Slowly but surely, I've been accumulating some of the brushes from Real Techniques. In case you're not familiar, it's a line by well known YouTuber & makeup artist, Samantha Chapman. I first ran into these brushes at Boots about 3 years ago, and as a whole, I've found them to be really high quality brushes for an affordable price. See how the bristles on these brushes have lighter tips? That's pretty much a consistent feature throughout the whole line. They have really soft, synthetic taklon bristles. The ferrule of the brush is a coloured aluminium and is longer (the ferrule) than most other brushes. It seems most of the larger brushes that you can buy singularly can stand on their own, which is another unique feature. The specific name of each brush is actually written out on the brush, which is handy as well. I thought I'd just walk you through what I have, and my thoughts on them. 

Stippling Brush: This is the first brush I got from the line and it has much shorter bristles compared to the Sigma stippling brush. I feel like the shortness also makes them a bit more stiff, and therefore able to apply a bit more pressure to the face & truly stipple on a product with ease. You could use this brush to stipple on a liquid or cream foundation, but the size also lends it to cream blushes or highlights as well. It's just slightly larger than the ELF Studio Small Stipple brush, which I also like to use for that purpose. 

Blush Brush: This is one of my most recent Real Techniques purchases, and it's definitely the largest, most full brush that I have from this line. It has an extremely tapered egg shape, and while it can apply blush, I really feel like it's ample size for applying all over face powder or bronzer... as well as a highlight, for that matter. I think the degree to which this brush is tapered makes it a good multi-tasker for all of those products- and therefore it's also a great travel brush when you don't want to pack a whole lot. 

Setting Brush: Another recent purchase, the setting brush is a terrific size for setting your under-eye concealer with a light amount of powder. A lot of flat concealer brushes have a tendency to pack too much on, and anytime you powder the under-eye area, it needs to be really lightweight. This brush is so nicely tapered that you can really get the perfect application in that area. It's also nice for highlighting targeted areas. 

Expert Face Brush: After just trying a couple of brushes from the line and not being super wowed by them (the Stipple brush and the eye set), this was the first brush that I really, really enjoyed- and prompted more brush purchases from this line. I still feel like the Sigma F80 is my ultimate favourite for applying liquid or cream foundation because of the effortless circular motion it can perform. The shape and taper of this brush makes it a bit more stiff, but it's still awesome for a liquid foundation. As with all of the brushes from this line, it's extremely soft and just feels great on the face. 
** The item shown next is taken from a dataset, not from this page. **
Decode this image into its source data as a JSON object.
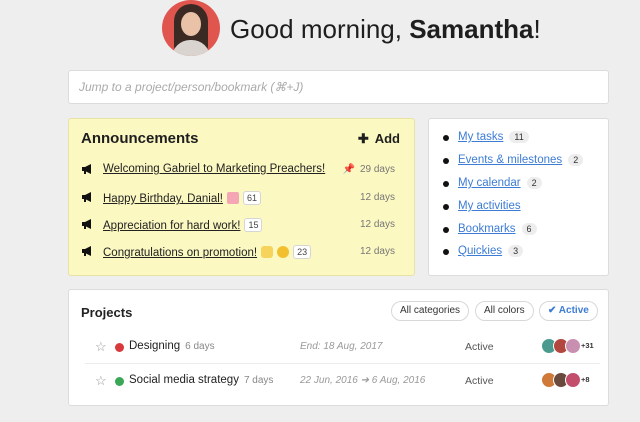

The Core Collection: This is a set of four face brushes, and while I explain the ways I use them- keep in mind this set can be really multipurpose depending on your needs. The top brush is the Buffing Brush. This isn't much larger than the expert face brush, but the bristles are slightly longer and not as tightly packed, making it a bit more flexible. I think this is a good brush for buffing in a mineral or powder foundation when you want maximum coverage. The Contour Brush is the second from the top. This is kind of like the baby version of the blush brush... it has that same egg shape and super tapered cut. I think it's great for both contouring and highlighting. The Pointed Foundation Brush is quite small, and so I'm not a big fan of using it for foundation, but it is rather nice for blending out concealer. The long bristles allow for light pressure, and keep you from totally wiping concealer away. The Detailer Brush is something I haven't reached for much, but I could see it being used to spot conceal some very small problems, or even as a smudgy eyeliner brush. 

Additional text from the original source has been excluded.